Imagine seeing the Queen that close as she goes by in her golden carriage! The kiddies will have something to tell their kiddies, won't they? And a drink of real champagne to go with it!
Coronation Day, 2 June 1953! A humble, working-class family from Sheffield is desperate to buy train tickets to London to see the coronation, but doing so means forsaking their annual seaside holiday. After some scrimping and saving, and a family meeting in which the enthusiasm of the children overrules the reluctance of their long-suffering mother and grandmother, the Clagg family take the plunge and buy premium, champagne tickets for the big day.
But alas, not everything goes smoothly. Will their tickets be everything they hoped for and dreamed? Will granny stop grumbling that it's all a waste of money? And, most importantly, will they all get to see their beloved Queen? In this tender and heartwarming story, Paul Gallico brings to life the joy and fervor that swept the nation.
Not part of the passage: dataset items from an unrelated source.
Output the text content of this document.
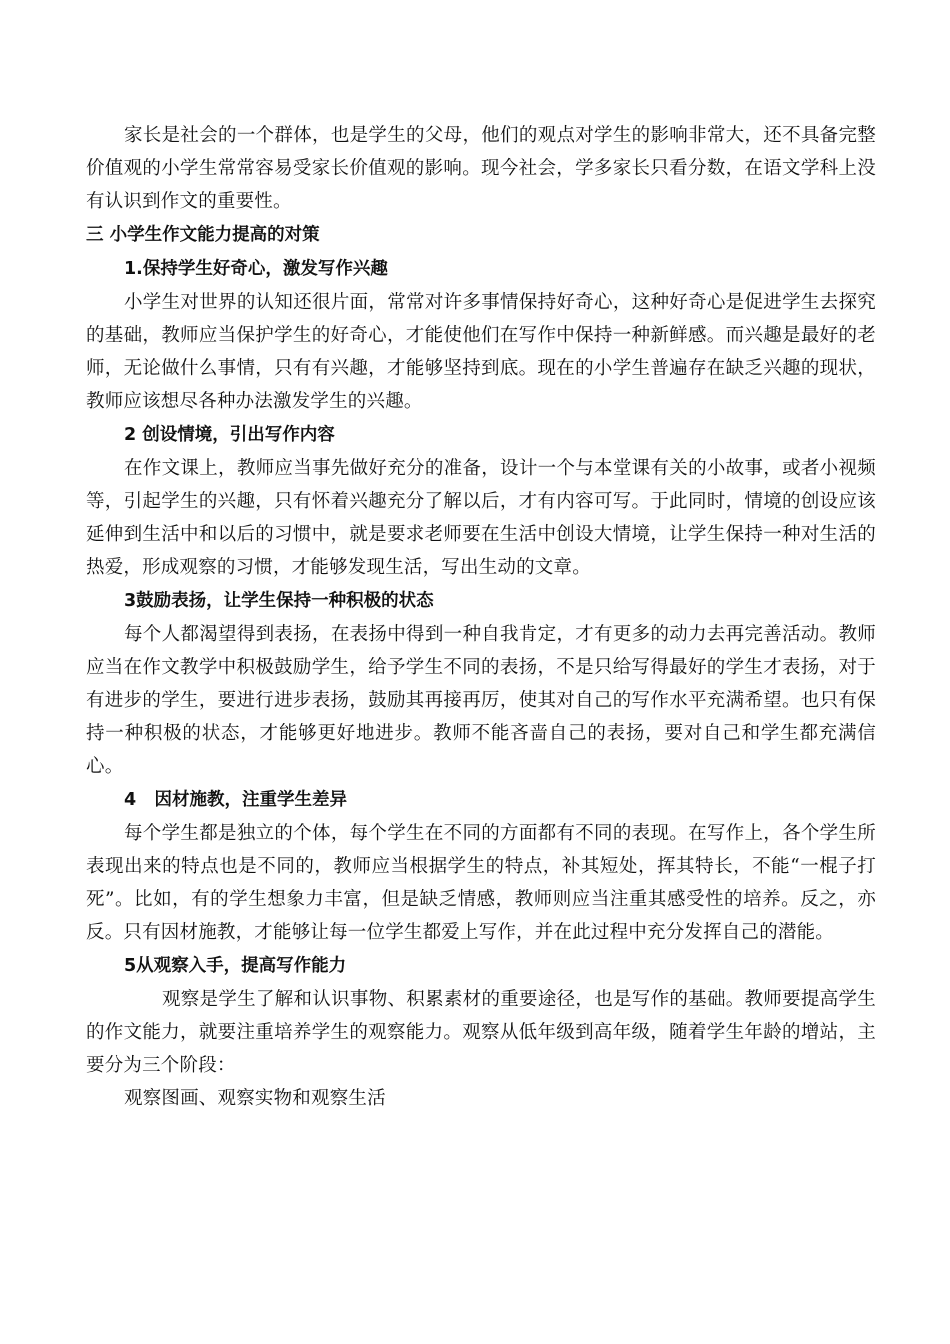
家长是社会的一个群体，也是学生的父母，他们的观点对学生的影响非常大，还不具备完整价值观的小学生常常容易受家长价值观的影响。现今社会，学多家长只看分数，在语文学科上没有认识到作文的重要性。

三 小学生作文能力提高的对策

1.保持学生好奇心，激发写作兴趣

小学生对世界的认知还很片面，常常对许多事情保持好奇心，这种好奇心是促进学生去探究的基础，教师应当保护学生的好奇心，才能使他们在写作中保持一种新鲜感。而兴趣是最好的老师，无论做什么事情，只有有兴趣，才能够坚持到底。现在的小学生普遍存在缺乏兴趣的现状，教师应该想尽各种办法激发学生的兴趣。

2 创设情境，引出写作内容

在作文课上，教师应当事先做好充分的准备，设计一个与本堂课有关的小故事，或者小视频等，引起学生的兴趣，只有怀着兴趣充分了解以后，才有内容可写。于此同时，情境的创设应该延伸到生活中和以后的习惯中，就是要求老师要在生活中创设大情境，让学生保持一种对生活的热爱，形成观察的习惯，才能够发现生活，写出生动的文章。

3鼓励表扬，让学生保持一种积极的状态

每个人都渴望得到表扬，在表扬中得到一种自我肯定，才有更多的动力去再完善活动。教师应当在作文教学中积极鼓励学生，给予学生不同的表扬，不是只给写得最好的学生才表扬，对于有进步的学生，要进行进步表扬，鼓励其再接再厉，使其对自己的写作水平充满希望。也只有保持一种积极的状态，才能够更好地进步。教师不能吝啬自己的表扬，要对自己和学生都充满信心。

4   因材施教，注重学生差异

每个学生都是独立的个体，每个学生在不同的方面都有不同的表现。在写作上，各个学生所表现出来的特点也是不同的，教师应当根据学生的特点，补其短处，挥其特长，不能“一棍子打死”。比如，有的学生想象力丰富，但是缺乏情感，教师则应当注重其感受性的培养。反之，亦反。只有因材施教，才能够让每一位学生都爱上写作，并在此过程中充分发挥自己的潜能。

5从观察入手，提高写作能力

观察是学生了解和认识事物、积累素材的重要途径，也是写作的基础。教师要提高学生的作文能力，就要注重培养学生的观察能力。观察从低年级到高年级，随着学生年龄的增站，主要分为三个阶段：

观察图画、观察实物和观察生活
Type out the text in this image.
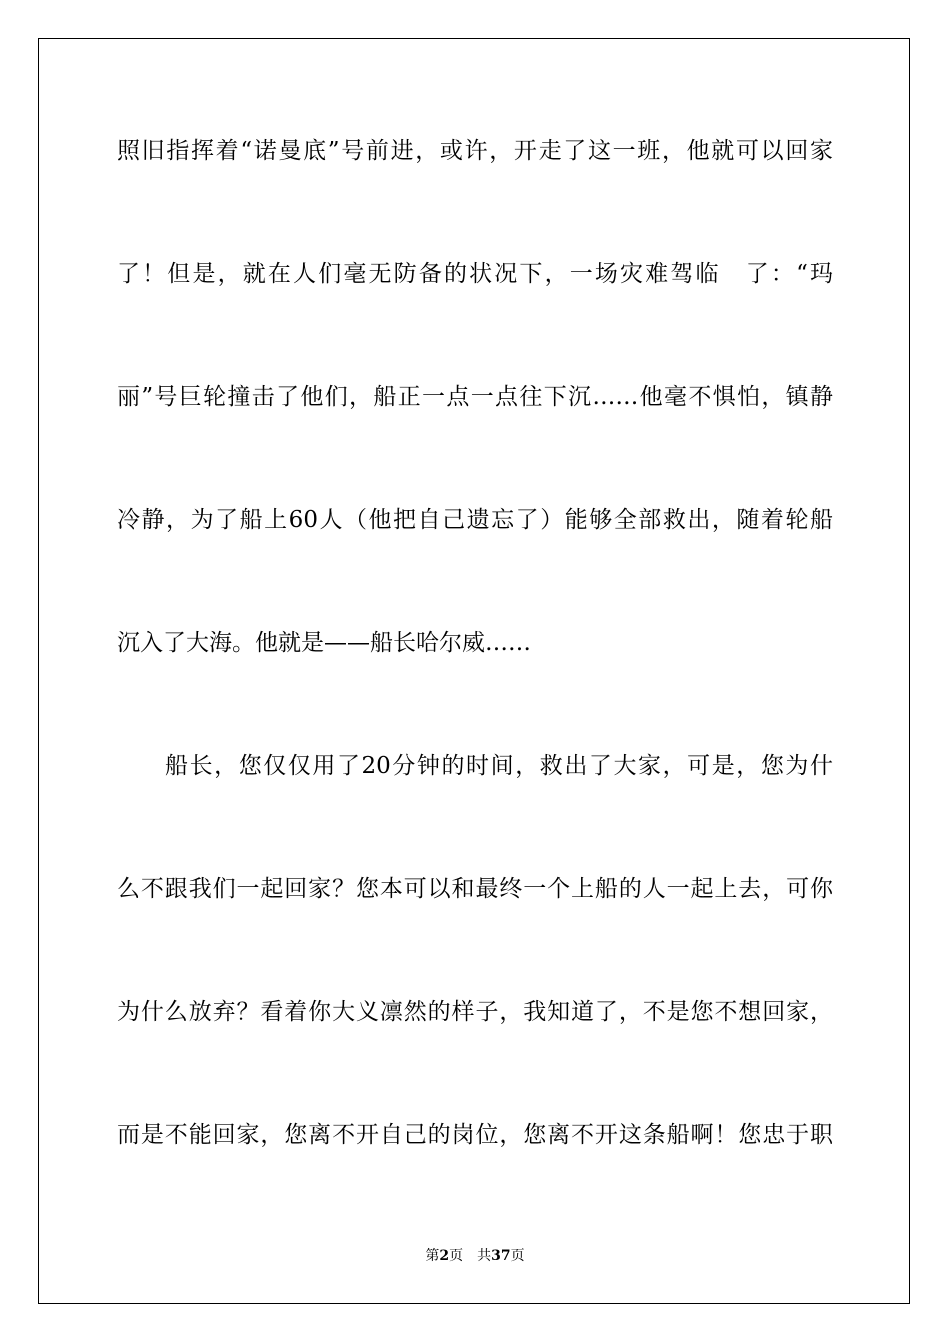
照旧指挥着“诺曼底”号前进，或许，开走了这一班，他就可以回家
了！但是，就在人们毫无防备的状况下，一场灾难驾临　了：“玛
丽”号巨轮撞击了他们，船正一点一点往下沉……他毫不惧怕，镇静
冷静，为了船上60人（他把自己遗忘了）能够全部救出，随着轮船
沉入了大海。他就是——船长哈尔威……
船长，您仅仅用了20分钟的时间，救出了大家，可是，您为什
么不跟我们一起回家？您本可以和最终一个上船的人一起上去，可你
为什么放弃？看着你大义凛然的样子，我知道了，不是您不想回家，
而是不能回家，您离不开自己的岗位，您离不开这条船啊！您忠于职
第2页　 共37页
Paul Gallico was born in New York City, of Italian and Austrian parentage, in 1897, and attended Columbia University. From 1922 to 1936 he worked on the New York Daily News as sports editor, columnist, and assistant managing editor. In 1936 he bought a house on top of a hill at Salcombe in South Devon and settled down with a Great Dane and twenty-three assorted cats. It was in 1941 that he made his name with The Snow Goose, a classic story of Dunkirk which became a world-wide best-seller. Having served as a gunner's mate in the U.S. Navy in 1918, he was again active as a war correspondent with the American Expeditionary Force in 1944. Paul Gallico, who later lived in Monaco, was a first-class fencer and a keen sea-fisherman. He wrote over forty books, four of which were the adventures of Mrs Harris: Mrs Harris Goes to Paris (1958), Mrs Harris Goes to New York (1959), Mrs. Harris, M.P. (1965) and Mrs Harris Goes to Moscow (1974). One of the most prolific and professional of American authors, Paul Gallico died in July 1976.